助動詞「∧”乙し」の第一音素節は、近畿語では「∧”乙」だが、東方語では「べ甲」になることがある。
[近畿] 相ひ見ずは 恋ヒしくある∧”し〈安流倍之〉[万20 ―4408]
[東方] 家ノ妹が なるべ甲き〈弊伎〉コトを 言はず来ぬかモ
[万20 ―4364防人歌]
「∧”し」の「∧”」が近畿語で「エ乙」段、東方語で「え甲」段になるという変化は四段動詞已然形語尾と同じである。

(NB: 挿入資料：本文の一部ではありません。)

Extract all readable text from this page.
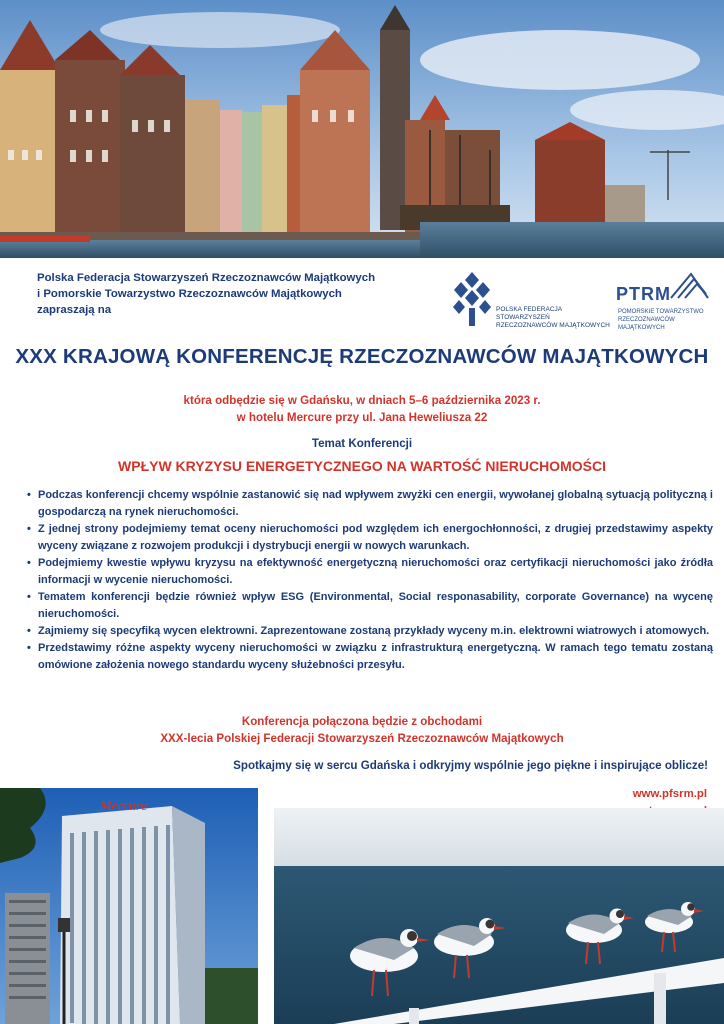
Polska Federacja Stowarzyszeń Rzeczoznawców Majątkowych
i Pomorskie Towarzystwo Rzeczoznawców Majątkowych
zapraszają na	POLSKA FEDERACJA STOWARZYSZEŃ
RZECZOZNAWCÓW MAJĄTKOWYCH
PTRM
POMORSKIE TOWARZYSTWO
RZECZOZNAWCÓW MAJĄTKOWYCH
XXX KRAJOWĄ KONFERENCJĘ RZECZOZNAWCÓW MAJĄTKOWYCH
która odbędzie się w Gdańsku, w dniach 5–6 października 2023 r.
w hotelu Mercure przy ul. Jana Heweliusza 22
Temat Konferencji
WPŁYW KRYZYSU ENERGETYCZNEGO NA WARTOŚĆ NIERUCHOMOŚCI
• Podczas konferencji chcemy wspólnie zastanowić się nad wpływem zwyżki cen energii, wywołanej globalną sytuacją polityczną i gospodarczą na rynek nieruchomości.
• Z jednej strony podejmiemy temat oceny nieruchomości pod względem ich energochłonności, z drugiej przedstawimy aspekty wyceny związane z rozwojem produkcji i dystrybucji energii w nowych warunkach.
• Podejmiemy kwestie wpływu kryzysu na efektywność energetyczną nieruchomości oraz certyfikacji nieruchomości jako źródła informacji w wycenie nieruchomości.
• Tematem konferencji będzie również wpływ ESG (Environmental, Social responasability, corporate Governance) na wycenę nieruchomości.
• Zajmiemy się specyfiką wycen elektrowni. Zaprezentowane zostaną przykłady wyceny m.in. elektrowni wiatrowych i atomowych.
• Przedstawimy różne aspekty wyceny nieruchomości w związku z infrastrukturą energetyczną. W ramach tego tematu zostaną omówione założenia nowego standardu wyceny służebności przesyłu.
Konferencja połączona będzie z obchodami
XXX-lecia Polskiej Federacji Stowarzyszeń Rzeczoznawców Majątkowych
Spotkajmy się w sercu Gdańska i odkryjmy wspólnie jego piękne i inspirujące oblicze!
www.pfsrm.pl
Mercure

そこで「∧”し」第一音素節の母音部は、四段動詞已然形語尾の母音部と同一で、YO¥だと推定する。
助動詞「∧”し」の助動詞語素は、第11章で述べたように、「WMW∧”」である。
そこで「∧”し」の語素構成は、WMWBYO¥に、S¥と、形容詞の活用語足が続いたものだといえる。
[近畿]《終止》 有る∧”し=有R¥¥+WMWBYO¥+S¥+¥
→あR¥¥WmWBYO¥Sj¥→あR¥¥WWB{YO¥}S¥
→あRjjWWB{YOj}し→あRwWB{YOj}し=ある∧”乙し
[東方]《連体》 なるべき=なR+WMWBYO¥+S¥+KYΩY
→なRWmWBYO¥S¥KYωY
母音部YO¥はS¥Kの¥に父音素性を発揮させる。
→なRwWBYO¥S ―¥KyY→なRWB{YO¥}s ―jKY
東方語では、{YO¥}の¥は顕存することがある。B{YO¥}は「べ甲」になる。
→なRWB{YO¥} ―KY=なるべ甲き甲

【2】ク形容YO¥群

語幹末尾母音部がYO¥である形容詞はク活用する。これをク形容YO¥群と呼ぶ。